Además, algunas especies pueden contribuir modestamente a la humedad ambiental. Esto puede resultar agradable en ambientes muy secos, aunque no significa que unas pocas plantas puedan sustituir la ventilación, la limpieza o los sistemas adecuados de control de calidad del aire.

Por eso, tener plantas no debe confundirse con tener un sistema de purificación del aire. La ventilación continúa siendo fundamental para mantener espacios saludables.

¿Cuándo pueden convertirse en un problema?

El principal riesgo no está necesariamente en la planta, sino en un manejo inadecuado. Regar en exceso puede mantener constantemente húmeda la tierra y favorecer la aparición de hongos y microorganismos.

También es importante prestar atención a las especies ornamentales. Algunas contienen sustancias irritantes o tóxicas si son ingeridas. Esto adquiere especial importancia cuando hay niños pequeños o mascotas que pueden morder hojas, flores o frutos.

Asimismo, el polen, el polvo acumulado sobre las hojas o determinados componentes del sustrato pueden generar molestias en personas sensibles.

¿Dónde conviene ubicarlas?

La ubicación es otro factor determinante. Las plantas deben recibir la cantidad de luz que necesita cada especie y contar con una adecuada circulación de aire.

Conviene evitar colocar demasiadas plantas en habitaciones pequeñas y poco ventiladas. También es recomendable retirar hojas deterioradas, limpiar periódicamente las superficies y controlar la humedad de las macetas.

En dormitorios, por ejemplo, no existe una razón general para considerar peligrosas las plantas durante la noche. La idea de que las plantas puedan “robar” una cantidad peligrosa de oxígeno durante el sueño no corresponde a un riesgo real en condiciones domésticas normales.
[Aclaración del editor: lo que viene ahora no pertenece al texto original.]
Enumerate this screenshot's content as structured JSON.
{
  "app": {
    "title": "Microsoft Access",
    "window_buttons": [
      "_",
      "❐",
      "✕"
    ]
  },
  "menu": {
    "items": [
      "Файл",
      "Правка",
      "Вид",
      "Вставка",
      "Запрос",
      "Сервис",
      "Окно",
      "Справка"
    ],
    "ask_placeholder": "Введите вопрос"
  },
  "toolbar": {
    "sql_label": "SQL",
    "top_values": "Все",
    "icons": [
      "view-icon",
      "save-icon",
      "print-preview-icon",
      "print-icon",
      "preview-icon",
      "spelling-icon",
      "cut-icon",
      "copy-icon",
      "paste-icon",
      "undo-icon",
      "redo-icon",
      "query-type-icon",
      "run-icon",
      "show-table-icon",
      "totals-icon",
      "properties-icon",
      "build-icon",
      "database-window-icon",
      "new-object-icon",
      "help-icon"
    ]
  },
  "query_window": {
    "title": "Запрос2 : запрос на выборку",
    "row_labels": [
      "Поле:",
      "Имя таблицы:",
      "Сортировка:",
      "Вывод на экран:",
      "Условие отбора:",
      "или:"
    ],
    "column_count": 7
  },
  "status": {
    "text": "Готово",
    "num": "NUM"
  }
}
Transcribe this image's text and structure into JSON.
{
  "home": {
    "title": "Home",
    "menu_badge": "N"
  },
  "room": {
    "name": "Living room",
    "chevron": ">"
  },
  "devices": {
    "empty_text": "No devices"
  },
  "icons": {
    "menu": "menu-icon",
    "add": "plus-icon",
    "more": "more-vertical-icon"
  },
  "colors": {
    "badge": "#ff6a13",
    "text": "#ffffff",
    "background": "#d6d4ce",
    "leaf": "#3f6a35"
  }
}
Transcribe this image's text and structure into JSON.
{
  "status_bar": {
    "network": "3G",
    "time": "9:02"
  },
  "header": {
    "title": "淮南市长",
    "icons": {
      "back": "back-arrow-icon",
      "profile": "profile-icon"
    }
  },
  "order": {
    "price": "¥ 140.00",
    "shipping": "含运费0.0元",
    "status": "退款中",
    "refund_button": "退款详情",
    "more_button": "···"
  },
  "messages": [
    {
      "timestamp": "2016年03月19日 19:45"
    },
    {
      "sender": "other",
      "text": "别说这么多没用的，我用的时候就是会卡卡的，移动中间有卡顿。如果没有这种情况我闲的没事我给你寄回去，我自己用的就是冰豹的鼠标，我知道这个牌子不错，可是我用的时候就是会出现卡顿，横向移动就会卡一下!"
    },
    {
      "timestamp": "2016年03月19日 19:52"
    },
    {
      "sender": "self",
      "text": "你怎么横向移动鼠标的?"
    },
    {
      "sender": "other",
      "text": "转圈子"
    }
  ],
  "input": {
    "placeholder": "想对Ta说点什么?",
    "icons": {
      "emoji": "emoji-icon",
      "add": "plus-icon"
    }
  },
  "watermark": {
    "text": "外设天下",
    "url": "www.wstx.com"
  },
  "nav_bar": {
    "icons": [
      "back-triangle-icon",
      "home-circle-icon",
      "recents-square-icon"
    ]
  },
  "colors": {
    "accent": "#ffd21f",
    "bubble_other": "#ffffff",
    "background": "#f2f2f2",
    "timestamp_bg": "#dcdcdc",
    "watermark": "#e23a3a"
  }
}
Plantas sí, pero con responsabilidad

Entonces, ¿es prudente tener plantas en nuestros espacios? En general, sí. Pueden aportar belleza y bienestar, siempre que se seleccionen especies apropiadas y se mantengan correctamente.

La clave está en conocer qué planta llevamos a casa, dónde debemos ubicarla y qué cuidados necesita. También debemos evitar el exceso de riego y mantener las macetas limpias.

Finalmente, las plantas pueden ser excelentes compañeras de nuestros espacios, pero no sustituyen la ventilación, la higiene ni otras medidas para mantener un ambiente saludable. La naturaleza dentro de casa puede ser una aliada cuando aprendemos a convivir con ella de manera responsable.